Logo di Microsoft, Corp.

Microsoft Research – la divisione di ricerca e sviluppo della multinazionale – vuole avviare un nuovo business basato sul machine learning: non è l’ennesimo termine tecnico in lingua inglese che significa tutto e niente, ma un approccio informatico alla risoluzione dei problemi. La Artificial Intelligence (AI), in estrema sintesi, è applicata alla predizione delle “risposte” alle domande più comuni di diversi ambiti della produttività. Watson, il super-computer di IBM che ha sconfitto l’umanità a Jeopardy, è un esempio recente.

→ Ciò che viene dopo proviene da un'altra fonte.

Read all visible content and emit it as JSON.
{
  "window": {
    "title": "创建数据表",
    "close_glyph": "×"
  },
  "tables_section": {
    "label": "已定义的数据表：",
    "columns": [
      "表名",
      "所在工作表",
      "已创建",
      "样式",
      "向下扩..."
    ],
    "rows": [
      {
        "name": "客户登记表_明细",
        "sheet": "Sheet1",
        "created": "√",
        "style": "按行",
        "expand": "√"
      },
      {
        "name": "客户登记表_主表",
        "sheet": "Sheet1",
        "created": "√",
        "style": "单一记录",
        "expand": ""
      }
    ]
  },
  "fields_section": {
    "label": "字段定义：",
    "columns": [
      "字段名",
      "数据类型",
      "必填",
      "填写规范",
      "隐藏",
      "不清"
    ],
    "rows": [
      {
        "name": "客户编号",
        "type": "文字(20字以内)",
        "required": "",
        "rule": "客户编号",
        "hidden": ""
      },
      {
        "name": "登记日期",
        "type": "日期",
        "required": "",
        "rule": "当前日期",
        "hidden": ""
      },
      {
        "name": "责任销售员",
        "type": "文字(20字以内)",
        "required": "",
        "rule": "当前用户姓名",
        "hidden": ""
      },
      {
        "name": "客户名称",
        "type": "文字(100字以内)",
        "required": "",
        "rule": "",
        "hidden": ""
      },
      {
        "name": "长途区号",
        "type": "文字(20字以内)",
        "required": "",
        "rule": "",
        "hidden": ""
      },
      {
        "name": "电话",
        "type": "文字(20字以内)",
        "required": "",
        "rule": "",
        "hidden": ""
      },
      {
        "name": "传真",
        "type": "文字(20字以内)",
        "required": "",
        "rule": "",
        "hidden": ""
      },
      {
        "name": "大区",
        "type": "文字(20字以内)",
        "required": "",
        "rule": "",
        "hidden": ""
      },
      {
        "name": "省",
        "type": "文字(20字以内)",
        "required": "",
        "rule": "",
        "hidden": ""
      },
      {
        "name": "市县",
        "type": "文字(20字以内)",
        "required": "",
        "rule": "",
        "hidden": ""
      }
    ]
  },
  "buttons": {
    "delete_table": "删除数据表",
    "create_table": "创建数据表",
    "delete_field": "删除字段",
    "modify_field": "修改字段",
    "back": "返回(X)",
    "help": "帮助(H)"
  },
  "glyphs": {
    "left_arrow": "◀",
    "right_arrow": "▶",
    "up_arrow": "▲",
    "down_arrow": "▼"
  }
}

Il machine learning in Microsoft Research è sviluppato da Eric Horvitz, assunto oltre vent’anni fa per ricercare soluzioni di AI applicabili ai prodotti esistenti: finalmente, Excel 2013 analizzerà i big data per effettuare statistiche e Outlook 2013 introdurrà un rinnovato meccanismo capace di predire la volontà dell’utente nella lettura della posta elettronica — basandosi sulle abitudini registrate nell’utilizzo. Bing, il motore di ricerca, adatterà la restituzione dei risultati effettuando una profilazione degli utilizzatori.

La volontà di Microsoft è passare a un terzo modello di produzione: il software su Windows e i servizi in cloud computing di Windows Azure otterranno nei prossimi mesi l’ausilio del machine learning per offrire delle “risposte” che gli individui non sarebbero in grado d’elaborare a causa dell’enorme volume delle variabili. L’applicazione degli algoritmi studiati negli anni da Microsoft Research dovrebbe tradursi in una maggiore efficienza sia delle soluzioni destinate ai privati, sia di quelle per i professionisti e le imprese.